🤖 AI Summary
To address the challenge of efficiently verifying answer credibility for large language models (LLMs) on open-ended tasks (e.g., summarization, knowledge extraction), this paper proposes a lightweight, answer-level embedding-based automatic verification paradigm. Methodologically, it maps each full answer to a single high-quality text embedding—enabling fine-grained similarity comparison against reference ground truths—and introduces embedding heatmaps and interpretable summary metrics to form an end-to-end trustworthiness assessment framework. The approach leverages GPT Text Embedding Large, combined with similarity computation and threshold-driven decision-making. Evaluated on document analysis tasks, it significantly outperforms BERTScore and SelfCheckGPT in accuracy, inference cost, and runtime speed, achieving concurrent gains in both efficiency and reliability.
📝 Abstract
Large Language Models (LLMs) are revolutionizing various domains, yet verifying their answers remains a significant challenge, especially for intricate open-ended tasks such as consolidation, summarization, and extraction of knowledge. In this work, we propose CheckEmbed: an accurate, scalable, and simple LLM verification approach.
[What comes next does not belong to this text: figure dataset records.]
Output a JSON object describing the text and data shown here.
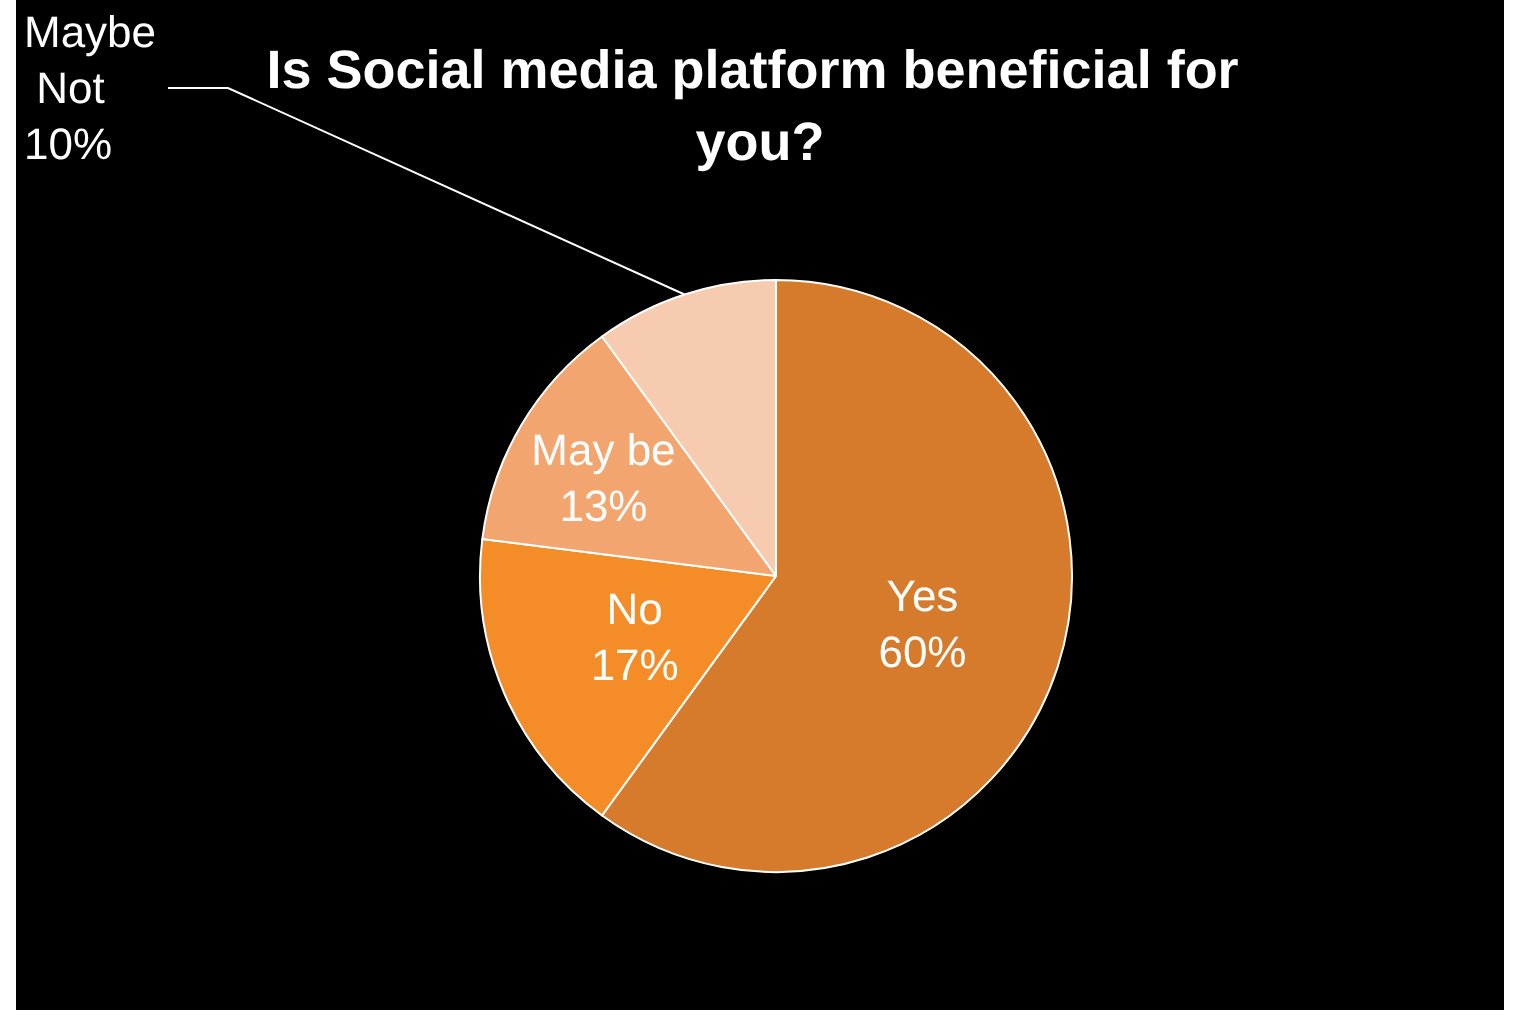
{
  "chart_data": {
    "type": "pie",
    "title": "Is Social media platform beneficial for you?",
    "categories": [
      "Yes",
      "No",
      "May be",
      "Maybe Not"
    ],
    "values": [
      60,
      17,
      13,
      10
    ],
    "value_labels": [
      "60%",
      "17%",
      "13%",
      "10%"
    ],
    "colors": [
      "#d67a2c",
      "#f48d28",
      "#f3a570",
      "#f6cbb0"
    ],
    "legend": false
  }
}
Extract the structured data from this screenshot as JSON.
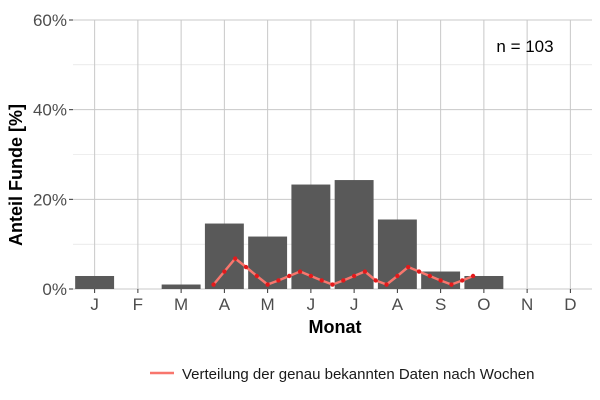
{
  "chart_data": {
    "type": "bar",
    "xlabel": "Monat",
    "ylabel": "Anteil Funde [%]",
    "categories": [
      "J",
      "F",
      "M",
      "A",
      "M",
      "J",
      "J",
      "A",
      "S",
      "O",
      "N",
      "D"
    ],
    "values": [
      2.9,
      0,
      1.0,
      14.6,
      11.7,
      23.3,
      24.3,
      15.5,
      3.9,
      2.9,
      0,
      0
    ],
    "ylim": [
      0,
      60
    ],
    "yticks": [
      0,
      20,
      40,
      60
    ],
    "ytick_labels": [
      "0%",
      "20%",
      "40%",
      "60%"
    ],
    "grid": true,
    "annotation": "n = 103",
    "bar_color": "#595959",
    "line_series": {
      "name": "Verteilung der genau bekannten Daten nach Wochen",
      "color": "#f8766d",
      "point_color": "#e31a1c",
      "x": [
        3.75,
        4.0,
        4.25,
        4.5,
        4.75,
        5.0,
        5.25,
        5.5,
        5.75,
        6.0,
        6.25,
        6.5,
        6.75,
        7.0,
        7.25,
        7.5,
        7.75,
        8.0,
        8.25,
        8.5,
        8.75,
        9.0,
        9.25,
        9.5,
        9.75
      ],
      "y": [
        1.0,
        3.9,
        6.8,
        4.9,
        2.9,
        1.0,
        1.9,
        2.9,
        3.9,
        2.9,
        1.9,
        1.0,
        1.9,
        2.9,
        3.9,
        1.9,
        1.0,
        2.9,
        4.9,
        3.9,
        2.9,
        1.9,
        1.0,
        1.9,
        2.9
      ]
    },
    "legend_position": "bottom"
  }
}
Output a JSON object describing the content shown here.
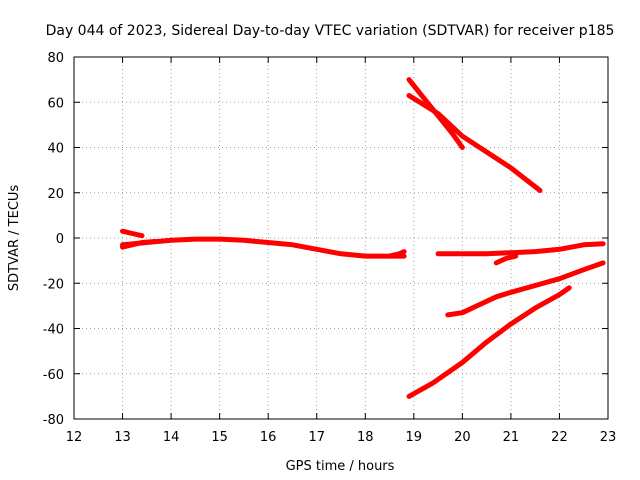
{
  "chart_data": {
    "type": "line",
    "title": "Day 044 of 2023, Sidereal Day-to-day VTEC variation (SDTVAR) for receiver p185",
    "xlabel": "GPS time / hours",
    "ylabel": "SDTVAR / TECUs",
    "xlim": [
      12,
      23
    ],
    "ylim": [
      -80,
      80
    ],
    "xticks": [
      "12",
      "13",
      "14",
      "15",
      "16",
      "17",
      "18",
      "19",
      "20",
      "21",
      "22",
      "23"
    ],
    "yticks": [
      "-80",
      "-60",
      "-40",
      "-20",
      "0",
      "20",
      "40",
      "60",
      "80"
    ],
    "grid": true,
    "color": "#ff0000",
    "series": [
      {
        "x": [
          13.0,
          13.5,
          14.0,
          14.5,
          15.0,
          15.5,
          16.0,
          16.5,
          17.0,
          17.5,
          18.0,
          18.4,
          18.8
        ],
        "y": [
          -3,
          -2,
          -1,
          -0.5,
          -0.5,
          -1,
          -2,
          -3,
          -5,
          -7,
          -8,
          -8,
          -8
        ]
      },
      {
        "x": [
          13.0,
          13.4,
          13.7
        ],
        "y": [
          -4,
          -2,
          -1.5
        ]
      },
      {
        "x": [
          13.0,
          13.2,
          13.4
        ],
        "y": [
          3,
          2,
          1
        ]
      },
      {
        "x": [
          18.5,
          18.7,
          18.8
        ],
        "y": [
          -8,
          -7,
          -6
        ]
      },
      {
        "x": [
          19.5,
          20.0,
          20.5,
          21.0,
          21.5,
          22.0,
          22.5,
          22.9
        ],
        "y": [
          -7,
          -7,
          -7,
          -6.5,
          -6,
          -5,
          -3,
          -2.5
        ]
      },
      {
        "x": [
          20.7,
          20.9,
          21.1
        ],
        "y": [
          -11,
          -9,
          -8
        ]
      },
      {
        "x": [
          18.9,
          19.2,
          19.5,
          19.8,
          20.0
        ],
        "y": [
          70,
          62,
          54,
          46,
          40
        ]
      },
      {
        "x": [
          18.9,
          19.5,
          20.0,
          20.5,
          21.0,
          21.6
        ],
        "y": [
          63,
          55,
          45,
          38,
          31,
          21
        ]
      },
      {
        "x": [
          19.7,
          20.0,
          20.3,
          20.7,
          21.0,
          21.5,
          22.0,
          22.5,
          22.9
        ],
        "y": [
          -34,
          -33,
          -30,
          -26,
          -24,
          -21,
          -18,
          -14,
          -11
        ]
      },
      {
        "x": [
          18.9,
          19.4,
          20.0,
          20.5,
          21.0,
          21.5,
          22.0,
          22.2
        ],
        "y": [
          -70,
          -64,
          -55,
          -46,
          -38,
          -31,
          -25,
          -22
        ]
      }
    ]
  }
}
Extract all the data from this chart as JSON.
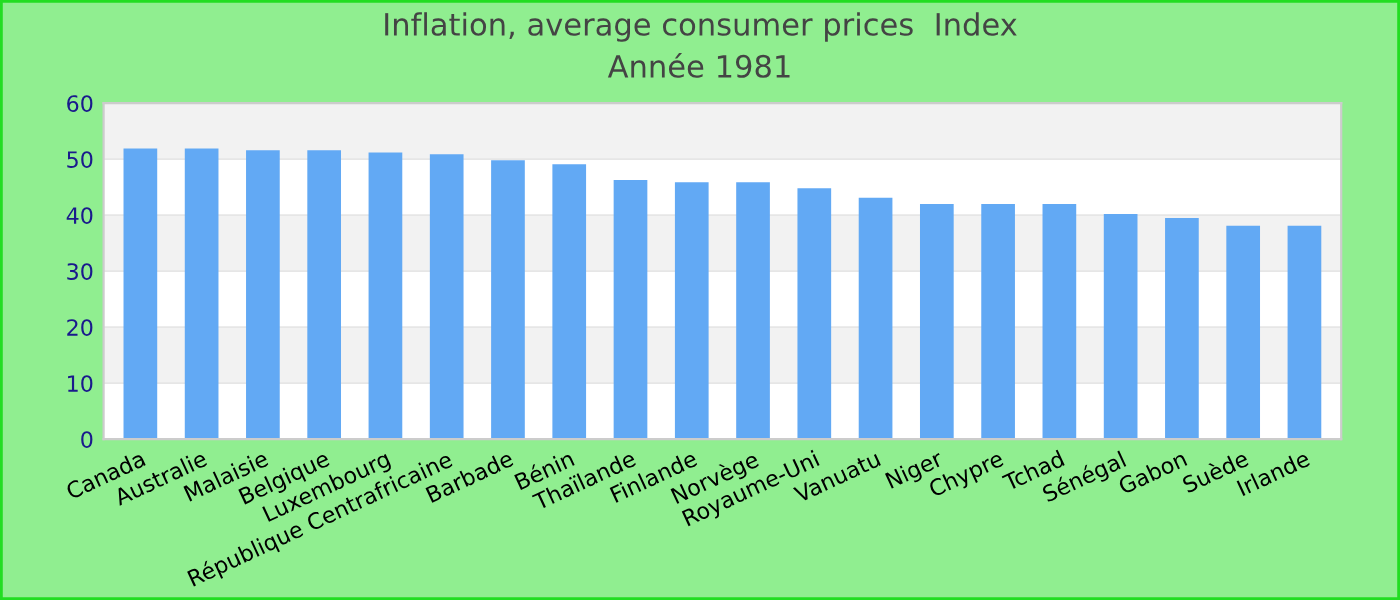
{
  "chart_data": {
    "type": "bar",
    "title": "Inflation, average consumer prices  Index",
    "subtitle": "Année 1981",
    "categories": [
      "Canada",
      "Australie",
      "Malaisie",
      "Belgique",
      "Luxembourg",
      "République Centrafricaine",
      "Barbade",
      "Bénin",
      "Thaïlande",
      "Finlande",
      "Norvège",
      "Royaume-Uni",
      "Vanuatu",
      "Niger",
      "Chypre",
      "Tchad",
      "Sénégal",
      "Gabon",
      "Suède",
      "Irlande"
    ],
    "values": [
      51.9,
      51.9,
      51.6,
      51.6,
      51.2,
      50.9,
      49.8,
      49.1,
      46.3,
      45.9,
      45.9,
      44.8,
      43.1,
      42.0,
      42.0,
      42.0,
      40.2,
      39.5,
      38.1,
      38.1
    ],
    "color": "#62a9f4",
    "ylim": [
      0,
      60
    ],
    "yticks": [
      0,
      10,
      20,
      30,
      40,
      50,
      60
    ],
    "grid": "y"
  }
}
CheckEmbed is driven by a straightforward yet powerful idea: in order to compare LLM solutions to one another or to the ground-truth, compare their corresponding answer-level embeddings obtained with a model such as GPT Text Embedding Large. This reduces a complex textual answer to a single embedding, facilitating straightforward, fast, and meaningful verification. We develop a comprehensive verification pipeline implementing the CheckEmbed methodology. The CheckEmbed pipeline also comes with metrics for assessing the truthfulness of the LLM answers, such as embedding heatmaps and their summaries. We show how to use these metrics for deploying practical engines that decide whether an LLM answer is satisfactory or not. We apply the pipeline to real-world document analysis tasks, including term extraction and document summarization, showcasing significant improvements in accuracy, cost-effectiveness, and runtime performance compared to existing token-, sentence-, and fact-level schemes such as BERTScore or SelfCheckGPT.